In a recent study, a group of researchers led by Sandie Millot designed a feeding machine that could be operated with a pull string. If a fish was hungry, it would swim up, pull the string, and the food would be dispensed. Since fish – like all other animals – are capable of associative learning through basic classical and operant conditioning, the fact that fish could learn to operate this sort of basic feeder is not surprising. Indeed, 48 of 56 fish figured out how to get the food. Each of the fish was marked with a small tag with a colored bead on it just in front of the dorsal fin. The tags helped the researchers to identify each individual fish.

The surprising part is what happened next. Three of the fish figured out that they could use the artificial tags, rather than their mouths, to operate the feeder. They learned to swim past the string and hook it onto their tags so that the food would be released that way. Since the researchers caught everything on video, they could carefully analyze the surprising behavior.

For each of the fish, the moment of insight began by accident. The fish appeared to accidentally catch their tags on the feeder's pull-string.
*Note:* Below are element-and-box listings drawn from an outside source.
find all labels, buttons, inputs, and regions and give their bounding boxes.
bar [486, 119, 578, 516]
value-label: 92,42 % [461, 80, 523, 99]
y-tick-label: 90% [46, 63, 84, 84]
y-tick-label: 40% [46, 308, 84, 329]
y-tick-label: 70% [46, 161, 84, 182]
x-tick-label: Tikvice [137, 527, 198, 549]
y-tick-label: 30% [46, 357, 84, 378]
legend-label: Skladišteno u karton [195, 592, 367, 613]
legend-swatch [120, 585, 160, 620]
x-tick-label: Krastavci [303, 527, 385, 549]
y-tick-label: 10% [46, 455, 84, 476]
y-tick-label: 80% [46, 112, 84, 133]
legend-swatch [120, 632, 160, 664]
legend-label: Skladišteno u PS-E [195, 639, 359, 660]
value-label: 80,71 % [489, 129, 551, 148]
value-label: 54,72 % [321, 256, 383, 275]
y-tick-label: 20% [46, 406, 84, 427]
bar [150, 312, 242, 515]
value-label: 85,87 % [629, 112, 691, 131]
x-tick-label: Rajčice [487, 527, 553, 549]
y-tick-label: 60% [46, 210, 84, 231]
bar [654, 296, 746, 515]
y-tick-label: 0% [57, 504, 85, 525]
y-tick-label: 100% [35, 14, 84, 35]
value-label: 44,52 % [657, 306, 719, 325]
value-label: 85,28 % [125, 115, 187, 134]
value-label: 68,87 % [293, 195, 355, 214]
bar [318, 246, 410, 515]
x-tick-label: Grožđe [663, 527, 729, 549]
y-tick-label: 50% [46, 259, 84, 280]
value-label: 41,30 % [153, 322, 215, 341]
As soon as they felt the pull of the string, they showed what's called a startle reaction: they immediately responded with a fast burst of swimming until the tag became unhooked. Eventually, after a bit of trial and error and fine-tuning, all three fish were performing the action with apparent intention, using their dorsal tags alone rather than their mouths to operate the feeder.


The argument:

[T]he researchers argue that whether the action qualifies as tool use should hinge on cognition rather than behavior. "The question is not how an animal uses a tool or an extension of the body but why." The why, in this case, is to obtain a desired goal.

"If we accept that the cod were aware of the morphological extension (the tag) on the back," they reason – and how could we not, given how their behavior become more fine-tuned over time? – then "using this to activate a feeder could be regarded as a form of tool use." The researchers even go so far as to suggest that the tag could be thought of as a sort of artificial limb!

The surprisingly sophisticated development in fish of this goal-directed behavior suggests that the usual definition may be insufficient to capture the full range of tool use in all animals. Instead, Millot and colleagues offer a more nuanced characterization of tool use, which relies upon understanding the mental machinery that underlies the innovative behavior, rather than simply describing the innovation itself.